1. Harden Off Plants
Plants adjust to small, gradual changes in their environment better than sudden shifts, which is what the hardening off process is all about. Just as you get burned when you bare your untanned skin to the sun, leaves of plants started indoors will develop pale, sunburned patches if they are suddenly exposed to too much sun. The story has a happier ending when you introduce seedlings to bright light and sheltered breezes gradually, over a period of one to three weeks. In response to more abundant light, the leaves and stems bulk up on chloro-plasts — the mighty green organelles that transform light and carbon dioxide into energy for the plant. Much of that energy is sent to the main stem, which suddenly needs to get tough enough to twist and bend without breaking when blasted by wind. You may not see much new growth while plants are hardening off. But don’t worry; they are busy growing and rearranging exactly the kinds of cells they will need to prosper once they are set free in the garden.
This period of adjustment can take place on your deck or patio, within a protected enclosure out in the garden, or a little of both. For example, you might begin by setting your seedlings outside in a sheltered spot for two hours one day, and four hours the next, gradually increasing light and air movement levels until the babes have made it through several days and nights in the outdoor world.

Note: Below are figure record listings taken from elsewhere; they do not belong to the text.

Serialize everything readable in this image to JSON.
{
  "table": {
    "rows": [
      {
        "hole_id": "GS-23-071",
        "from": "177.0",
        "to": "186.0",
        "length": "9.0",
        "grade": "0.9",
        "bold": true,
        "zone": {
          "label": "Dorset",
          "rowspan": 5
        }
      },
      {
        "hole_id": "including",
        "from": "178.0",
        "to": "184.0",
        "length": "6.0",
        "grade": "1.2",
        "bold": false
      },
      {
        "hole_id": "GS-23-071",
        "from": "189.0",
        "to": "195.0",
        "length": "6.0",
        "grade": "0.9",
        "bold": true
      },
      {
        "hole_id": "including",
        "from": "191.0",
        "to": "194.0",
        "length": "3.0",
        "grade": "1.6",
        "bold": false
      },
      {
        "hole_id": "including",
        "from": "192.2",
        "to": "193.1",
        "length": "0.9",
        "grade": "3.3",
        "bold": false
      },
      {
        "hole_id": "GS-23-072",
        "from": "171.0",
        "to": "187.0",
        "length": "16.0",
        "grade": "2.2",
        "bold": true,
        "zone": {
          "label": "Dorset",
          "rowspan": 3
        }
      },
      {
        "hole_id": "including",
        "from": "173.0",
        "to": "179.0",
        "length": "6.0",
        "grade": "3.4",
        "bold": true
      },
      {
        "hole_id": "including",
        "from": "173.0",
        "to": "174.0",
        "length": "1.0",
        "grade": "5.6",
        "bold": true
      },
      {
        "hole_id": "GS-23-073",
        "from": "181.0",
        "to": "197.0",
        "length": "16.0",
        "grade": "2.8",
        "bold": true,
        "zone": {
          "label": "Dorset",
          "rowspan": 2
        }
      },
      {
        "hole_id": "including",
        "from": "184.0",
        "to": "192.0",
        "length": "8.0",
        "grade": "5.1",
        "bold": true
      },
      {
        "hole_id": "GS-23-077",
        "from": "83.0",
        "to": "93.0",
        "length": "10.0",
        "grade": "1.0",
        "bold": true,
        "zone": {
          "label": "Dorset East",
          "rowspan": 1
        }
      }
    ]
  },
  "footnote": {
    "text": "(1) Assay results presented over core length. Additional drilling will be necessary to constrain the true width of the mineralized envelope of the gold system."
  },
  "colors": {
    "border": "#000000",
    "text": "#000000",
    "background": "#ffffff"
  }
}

If you are away from home all day, put the plants in a location that will receive early morning sunlight and be shaded as the sun’s position changes late in the morning. Watch your seedlings closely for signs of drying out, and be ready to shift them to larger containers if you see roots sneaking out of the drainage holes. If frost is predicted, take the plants inside.
2. Prepare to Transplant
While your seedlings are hardening off, prepare the planting space by amending the soil with compost and mixing in an appropriate amount of your favorite organic fertilizer. (For one strategy, see A Better Way to Fertilize Your Garden.) Both additions energize the soil’s food web, so that seedlings slipped into planting holes will be met by a welcoming committee of root-friendly fungi, bacteria and water-soluble nutrients. Some plants form stronger alliances with soilborne microorganisms than others, but soil scientists think that all plants take up nutrients and resist diseases better when they have strong relationships with life-forms that flourish in the rhizosphere — the fertile real estate where root and soil come together. Mixing at least a handful of compost into the bottom of planting holes used for vegetable seedlings helps these partnerships fall into place quickly.